Patients with more advanced testis cancer or more aggressive tumors may require surgical removal of lymph nodes in the abdomen from the area behind the peritoneum for assessing just how far the cancer has spread. If the disease is well-advanced, the patient may be put on chemotherapy as a primary treatment. Very often specialists prescribe a drug “cocktail” or combination of two or three agents – such as cisplatin, etoposide and bleomycin – to be delivered in three or four three-week cycles. Sometimes surgical removal of residual tumors may be required after completion of chemotherapy.
Removal of one testicle should not impair a patient’s sexual potency or, in general, their fertility.
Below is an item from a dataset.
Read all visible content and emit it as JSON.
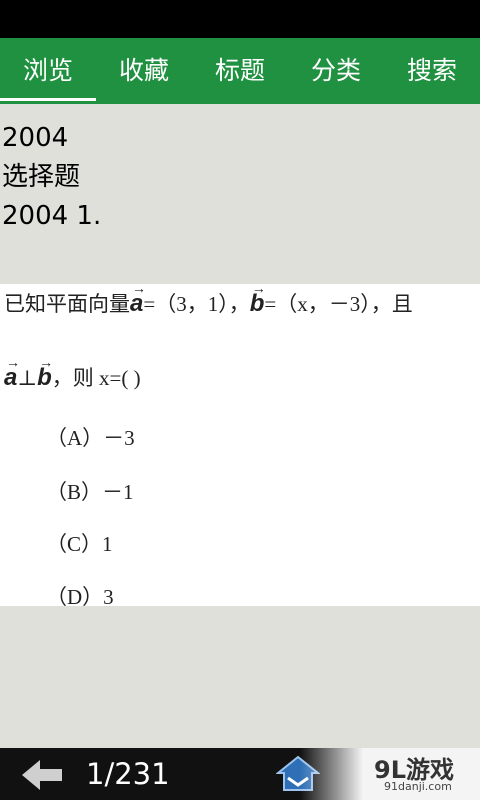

They may experience a brief decrease in sperm production but the remaining gland should produce adequate amounts of testosterone.
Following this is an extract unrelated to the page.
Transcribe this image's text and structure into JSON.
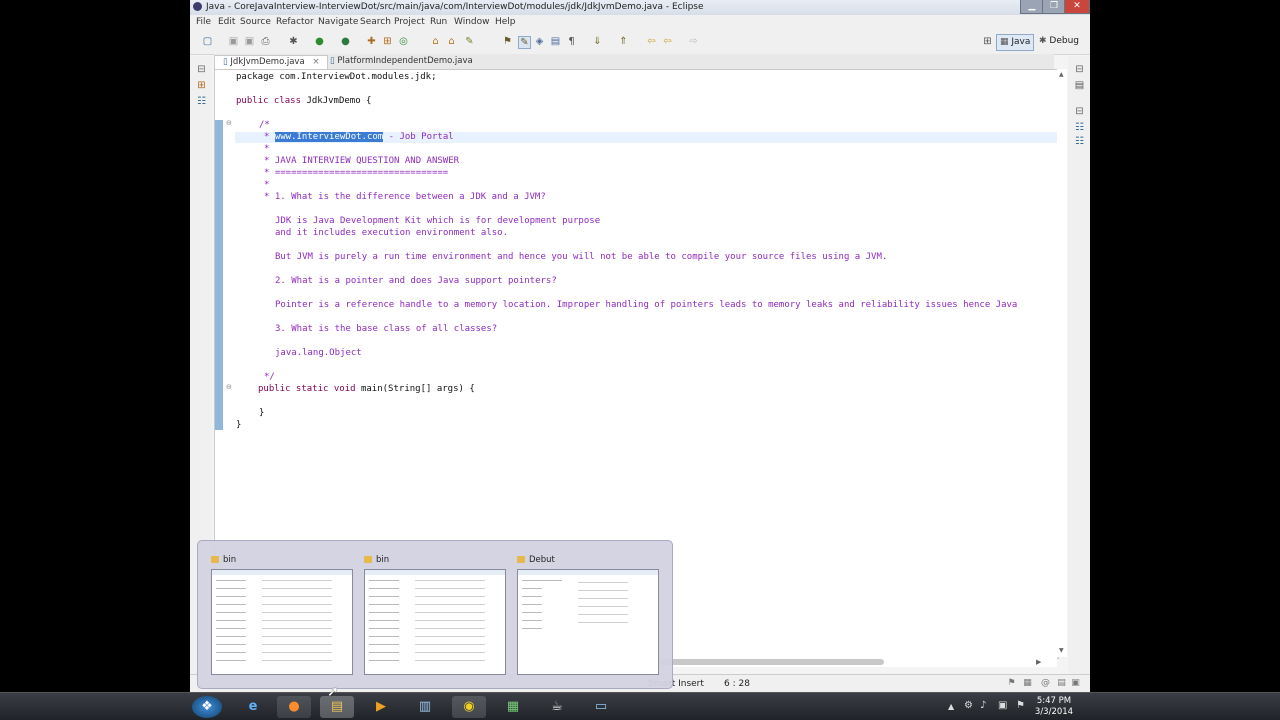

After surgery to remove the lymph nodes, some patients’ ability to ejaculate may be impaired, although this problem is uncommon with today’s nerve-sparing techniques. Also, there are some medications available to help reverse ejaculation problems. Most patients are able to have a normal erection after the surgery.
However, because ejaculation can be impaired with surgery and because chemotherapy can lower sperm counts (usually only temporary), patients may wish to sperm bank prior to treatments. Once a patient has had a testicular tumor, he can expect to be followed for at least five years with periodic X-rays, CT scans and blood tests for tumor markers. Also, since he is at increased risk (approximately two percent) of developing a second tumor, it is important that he continue monthly testicular self-exams (TSE). A TSE is best done after a warm bath or shower when the skin of the scrotum is relaxed.
Testicular tumors are very uncommon. Approximately three in 100,000 men develop testicular tumors each year. But while those numbers are low, testicular cancer is the most common malignancy in men, ages 20 to 34. Olympic Gold Medalist, figure skater Scott Hamilton and Tour de France champion, cyclist Lance Armstrong have had testicular tumors.
The only risk factor associated with testicular tumors is a history of an undescended testicle (cryptochidism), a testicle that has not dropped from the abdominal cavity (where they form in fetal development) down into the scrotum by birth. Five percent to ten percent of patients who have had an undescended testicle remedied through surgery may develop a testicular cancer. Self-examination is particularly important for these men since a tumor can occur in either testicle.
The good news for testicular cancer patients is that an effective strategy employing surgery, chemotherapy or radiation therapy (either alone or in combination) has created cure rates approaching 100 percent for low stage or early disease, and more than 85 percent for more advanced tumors.
Monthly testicular self-exams (TSE) are the most important way to detect a tumor early. A TSE is best done after a warm bath or shower when the skin of the scrotum is relaxed. You should look for any changes in appearance and then carefully examine each testicle by rolling it between the fingers and thumbs of both hands to check for any lumps. While many lumps are benign, a high percentage of testicular masses are cancerous. It is critical to meet with a urologist to get an accurate diagnosis.